Allocation of memory on the device:
cudaMalloc((void**)&d_var->data, ROWSsizeof(int));
for(i = 0; i < ROWS; i++)
cudaMalloc((void**)&d_var->data[i], COLUMNS*sizeof(int));

Copy the data to the device:
cudaMemcpy(d_var, var, (sizeof(mystruct)+ROWSCOLUMNSsizeof(int)), cudaMemcpyHostToDevice);

Question: The code compiles fine but gives a seg fault when I try to run it. Is this the correct way to do this? Am I missing something?

Here is the link to the code: Examples/exp2Darray.cu at master · rohitgavval/Examples · GitHub

Thank you for your help!

Yes. Your matrices consist of ROWS separate allocations. Each allocation is pointed to by one element of an array of pointers. Yet there is only one call to cudaMemcpy(). What you need to do is copy each allocation on the host to the corresponding allocation on the device with a cudaMemcpy() call. This is a standard C/C++ pattern, an example of “deep copy”.

Thank you for looking into this.

Does this look correct?

for(i = 0; i < ROWS; i++)
      cudaMemcpy(d_var->data[i], var->data[i], (sizeof(mystruct)+COLUMNS*sizeof(int)), cudaMemcpyHostToDevice);

I have an additional question. On the host, I have defined an array of structures, each inturn containing 2D arrays. In the above method (if my corrected code works), I will be able to transfer one such structure. How can I do this for an array of structures? Even if I do this by putting the above in a loop(which would probably be very expensive) how can I make the individual threads access different structs?

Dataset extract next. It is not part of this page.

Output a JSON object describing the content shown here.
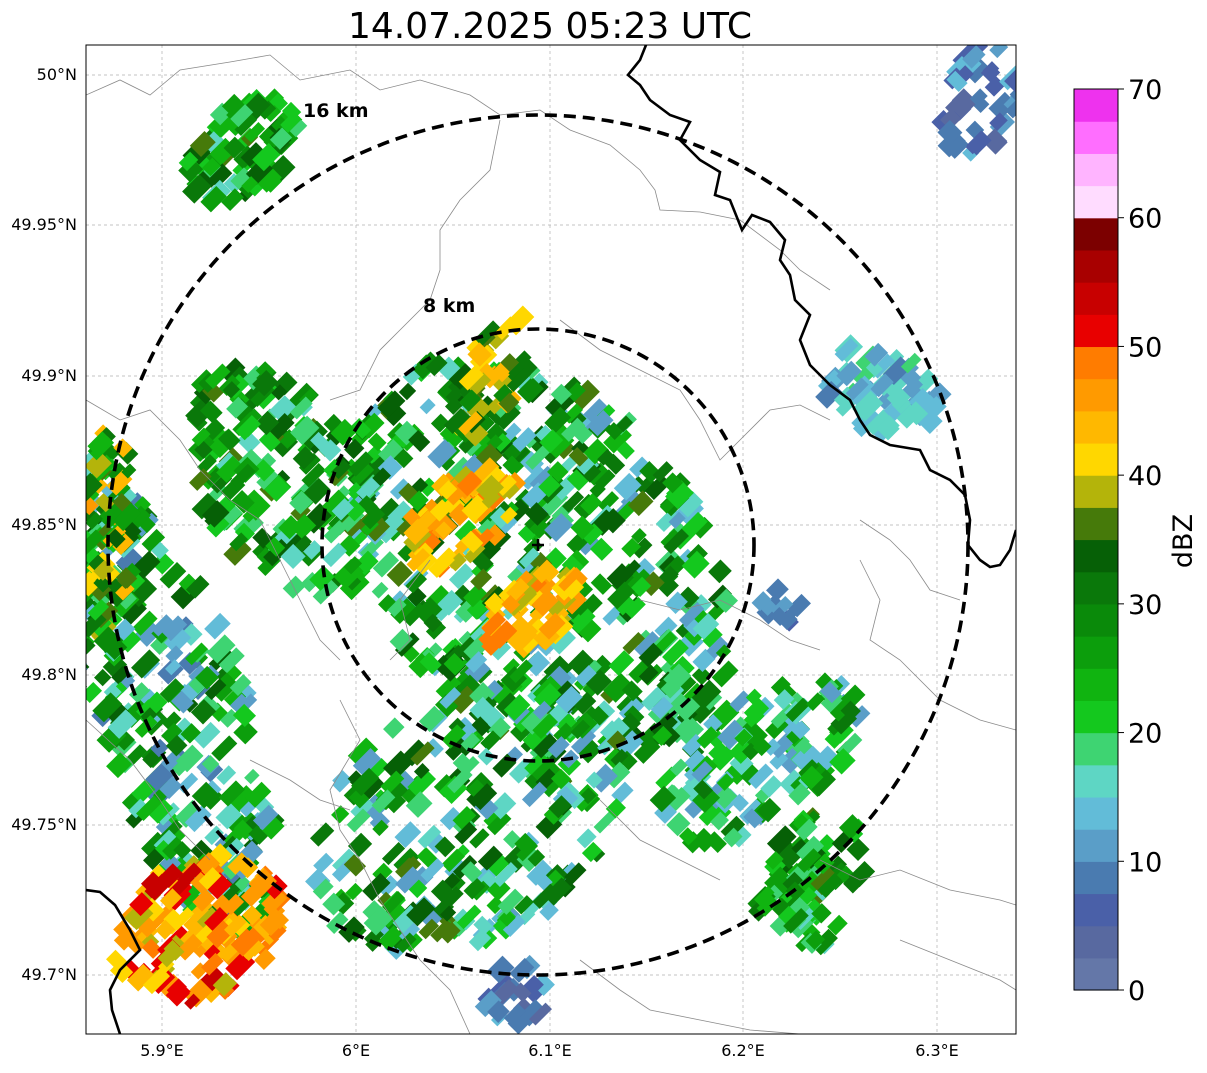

Why do you have ‘sizeof(mystruct)+COLUMNS*sizeof(int)’? Each row simply consists of COLUMNS integers:

var->data[i] = (int*)malloc(COLUMNS*sizeof(int));
cudaMalloc((void**)&d_var->data[i], COLUMNS*sizeof(int));

You are copying one row at a time, so you need to copy whatever you have allocated per row. My advice: Draw a picture of the data structures on the host and the device, and things should become clear in an instant.

Sorry for my oversight. I missed out on correcting that part.

Could you still help me with the “additional question”?

I have an additional question. On the host, I have defined an array of structures, each inturn containing 2D arrays. In the above method (if my corrected code works), I will be able to transfer one such structure. How can I do this for an array of structures? Even if I do this by putting the above in a loop(which would probably be very expensive) how can I make the individual threads access different structs?